Monday, October 13, 2008

Lessons learned from Olympic Athletes

What distinguishes Olympic athletes from Olympic spectators? Well, talent for one. But there are a lot of talented people and many athletes with amazing abilities. Some of those incredible athletes compete in the Olympics, while others, with perhaps as much natural talent, watch from home. What distinguishes one from the other?

It is the activities they choose every single day of their life. The elite athlete chooses hard work every day. A swimmer chooses to wake up at 5:00 AM to dive in the pool rather than sleep in. A hurdler chooses to get on the track rather than sitting in front of the TV. A gymnast often chooses to leave their family and work 8 hours a day on their tumbling skills.

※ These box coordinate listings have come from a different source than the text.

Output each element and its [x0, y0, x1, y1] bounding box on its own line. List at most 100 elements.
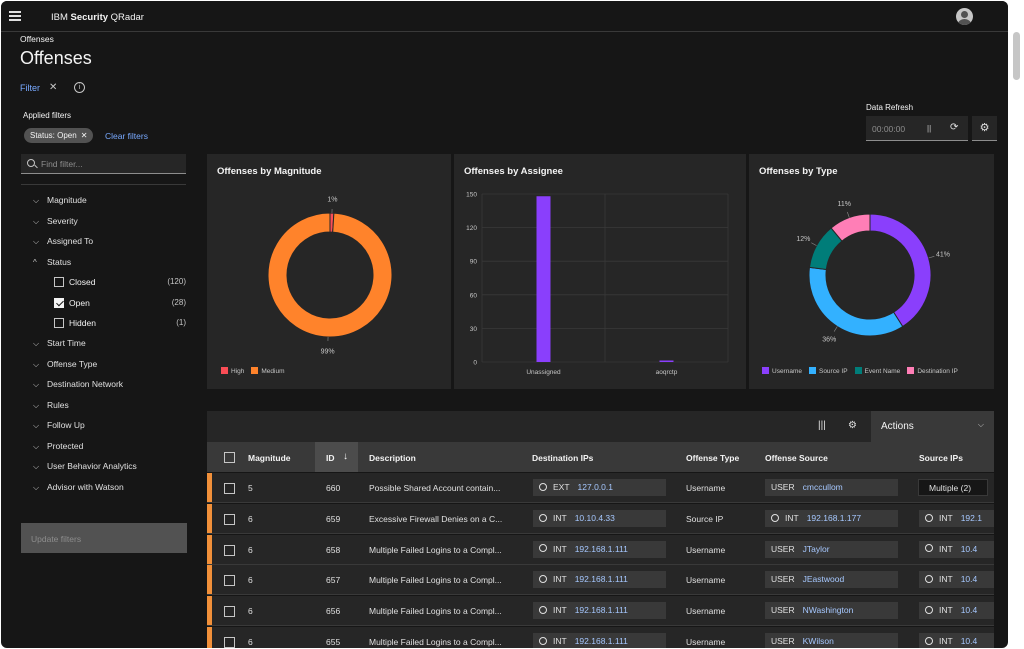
row-select-checkbox[interactable]	[224, 606, 235, 618]
bar-unassigned[interactable]	[536, 196, 551, 362]
column-header-destination-ips[interactable]: Destination IPs	[532, 453, 594, 463]
legend-entry-destination-ip[interactable]: Destination IP	[907, 367, 958, 375]
filter-category-protected[interactable]: ⌵ Protected	[33, 441, 83, 452]
table-settings-icon[interactable]: ⚙	[848, 420, 857, 431]
offense-source-tag[interactable]: USER KWilson	[765, 633, 898, 648]
destination-ip-tag[interactable]: INT 192.168.1.111	[533, 540, 666, 558]
status-filter-chip[interactable]: Status: Open ✕	[24, 128, 94, 143]
legend-entry-high[interactable]: High	[221, 367, 244, 375]
donut-slice-username[interactable]	[869, 213, 932, 328]
table-row[interactable]: 5 660 Possible Shared Account contain... EX…	[207, 473, 994, 503]
table-header: Magnitude ID ↓ Description Destination I…	[207, 442, 994, 472]
sort-arrow-icon[interactable]: ↓	[343, 451, 348, 462]
row-select-checkbox[interactable]	[224, 637, 235, 648]
bar-aoqrctp[interactable]	[659, 360, 674, 363]
offense-source-tag[interactable]: USER JTaylor	[765, 540, 898, 558]
filter-category-destination-network[interactable]: ⌵ Destination Network	[33, 379, 123, 390]
user-avatar-icon[interactable]	[956, 8, 973, 25]
source-ip-tag[interactable]: INT 10.4	[919, 633, 994, 648]
scrollbar-thumb[interactable]	[1013, 32, 1020, 80]
destination-ip-tag[interactable]: INT 192.168.1.111	[533, 633, 666, 648]
source-ip-tag[interactable]: INT 10.4	[919, 540, 994, 558]
legend-entry-source-ip[interactable]: Source IP	[808, 367, 848, 375]
breadcrumb[interactable]: Offenses	[20, 34, 54, 44]
pause-icon[interactable]: ||	[927, 124, 932, 133]
row-select-checkbox[interactable]	[224, 483, 235, 494]
product-brand[interactable]: IBM Security QRadar	[51, 12, 144, 23]
filter-category-assigned-to[interactable]: ⌵ Assigned To	[33, 236, 93, 247]
row-select-checkbox[interactable]	[224, 513, 235, 525]
row-select-checkbox[interactable]	[224, 544, 235, 556]
reload-icon[interactable]: ⟳	[950, 122, 959, 133]
offense-source-tag[interactable]: USER JEastwood	[765, 571, 898, 589]
filter-category-offense-type[interactable]: ⌵ Offense Type	[33, 359, 97, 370]
legend-entry-username[interactable]: Username	[762, 367, 802, 375]
filter-category-user-behavior-analytics[interactable]: ⌵ User Behavior Analytics	[33, 461, 137, 472]
chip-close-icon[interactable]: ✕	[80, 131, 88, 140]
donut-slice-destination-ip[interactable]	[830, 213, 871, 242]
column-header-magnitude[interactable]: Magnitude	[248, 453, 291, 463]
y-tick-label: 150	[466, 192, 477, 199]
cell-description[interactable]: Multiple Failed Logins to a Compl...	[369, 544, 502, 555]
offense-source-tag[interactable]: USER NWashington	[765, 602, 898, 620]
cell-description[interactable]: Multiple Failed Logins to a Compl...	[369, 606, 502, 617]
column-header-offense-type[interactable]: Offense Type	[686, 453, 740, 463]
filter-category-severity[interactable]: ⌵ Severity	[33, 216, 78, 227]
cell-description[interactable]: Multiple Failed Logins to a Compl...	[369, 637, 502, 647]
status-option-open[interactable]: Open (28)	[54, 297, 186, 309]
donut-slice-source-ip[interactable]	[808, 266, 904, 337]
destination-ip-tag[interactable]: INT 192.168.1.111	[533, 602, 666, 620]
filter-category-magnitude[interactable]: ⌵ Magnitude	[33, 195, 87, 206]
x-tick-label: Unassigned	[526, 369, 561, 376]
filter-category-status[interactable]: ^ Status	[33, 257, 71, 267]
close-filter-icon[interactable]: ✕	[49, 82, 58, 93]
table-row[interactable]: 6 656 Multiple Failed Logins to a Compl...…	[207, 596, 994, 627]
table-row[interactable]: 6 658 Multiple Failed Logins to a Compl...…	[207, 534, 994, 565]
donut-slice-medium[interactable]	[267, 212, 393, 338]
table-row[interactable]: 6 659 Excessive Firewall Denies on a C... I…	[207, 503, 994, 534]
page-scrollbar[interactable]	[1010, 0, 1024, 649]
info-icon[interactable]: i	[74, 82, 85, 93]
destination-ip-tag[interactable]: INT 10.10.4.33	[533, 509, 666, 527]
destination-ip-tag[interactable]: INT 192.168.1.111	[533, 571, 666, 589]
filter-category-rules[interactable]: ⌵ Rules	[33, 400, 69, 411]
filter-category-start-time[interactable]: ⌵ Start Time	[33, 338, 86, 349]
table-row[interactable]: 6 655 Multiple Failed Logins to a Compl...…	[207, 627, 994, 648]
filter-category-follow-up[interactable]: ⌵ Follow Up	[33, 420, 85, 431]
cell-description[interactable]: Excessive Firewall Denies on a C...	[369, 513, 503, 524]
refresh-settings-gear-icon[interactable]: ⚙	[972, 116, 997, 141]
update-filters-button[interactable]: Update filters	[21, 523, 187, 553]
legend-entry-medium[interactable]: Medium	[251, 367, 285, 375]
hamburger-menu-icon[interactable]	[9, 11, 21, 21]
offense-source-tag[interactable]: INT 192.168.1.177	[765, 509, 898, 527]
status-checkbox[interactable]	[54, 317, 64, 328]
status-option-hidden[interactable]: Hidden (1)	[54, 317, 186, 329]
slice-value-label: 11%	[838, 201, 852, 208]
source-ip-tag[interactable]: INT 192.1	[919, 509, 994, 527]
actions-dropdown[interactable]: Actions ⌵	[871, 411, 994, 442]
status-checkbox[interactable]	[54, 276, 64, 287]
filter-toggle-link[interactable]: Filter	[20, 83, 40, 93]
table-row[interactable]: 6 657 Multiple Failed Logins to a Compl...…	[207, 565, 994, 596]
status-option-closed[interactable]: Closed (120)	[54, 276, 186, 288]
source-ips-multiple[interactable]: Multiple (2)	[918, 479, 988, 496]
source-ip-tag[interactable]: INT 10.4	[919, 571, 994, 589]
source-ip-tag[interactable]: INT 10.4	[919, 602, 994, 620]
clear-filters-link[interactable]: Clear filters	[105, 131, 148, 141]
row-select-checkbox[interactable]	[224, 575, 235, 587]
chevron-down-icon: ⌵	[33, 380, 40, 389]
column-header-description[interactable]: Description	[369, 453, 416, 463]
legend-entry-event-name[interactable]: Event Name	[854, 367, 900, 375]
column-header-id[interactable]: ID	[326, 453, 335, 463]
column-header-source-ips[interactable]: Source IPs	[919, 453, 963, 463]
status-checkbox[interactable]	[54, 297, 64, 308]
column-header-offense-source[interactable]: Offense Source	[765, 453, 828, 463]
select-all-checkbox[interactable]	[224, 452, 235, 463]
find-filter-input[interactable]	[41, 157, 181, 171]
cell-description[interactable]: Possible Shared Account contain...	[369, 483, 501, 493]
destination-ip-tag[interactable]: EXT 127.0.0.1	[533, 479, 666, 496]
cell-description[interactable]: Multiple Failed Logins to a Compl...	[369, 575, 502, 586]
columns-icon[interactable]: |||	[818, 420, 826, 431]
offense-source-tag[interactable]: USER cmccullom	[765, 479, 898, 496]
filter-category-advisor-with-watson[interactable]: ⌵ Advisor with Watson	[33, 482, 124, 493]
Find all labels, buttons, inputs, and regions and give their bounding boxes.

What is the lesson for us? I believe their is something simple which determines those who have a close spiritual relationship with the Lord, and those who don't. What is it about people who can making lasting spiritual change in their lives and those who can't?

Like the Olympic champions, it is the activities they choose every day of their life. It is choosing to pay a full tithing in faith rather than hold something back, it is kneeling morning and night in a prayer of faith pleading for the Lords help, it is being immersed in the scriptures every day, it is faithfully fulfilling a calling.

The small choices I made throughout today will determine my closeness to the Savior and my ability to make lasting change as I recover from my addiction.

The Olympic Marathon is not won by the athlete who spends one week committing to out run every other athlete, and then rests on his laurels. It is won by the runner who gets up every single day and does what is necessary.

Lasting gospel change (including addiction recovery) is not made by the person who commits to one week of complete gospel dedication. It is made by the humble disciple who follows Christ in thousands of simple ways every day of his life.

1 comment:

Mary A said...

This is an inspiring post for me. I have often thought of how disciplined athletes must be and how much it would help me if I translated that daily discipline to my own life. Thanks for writing this.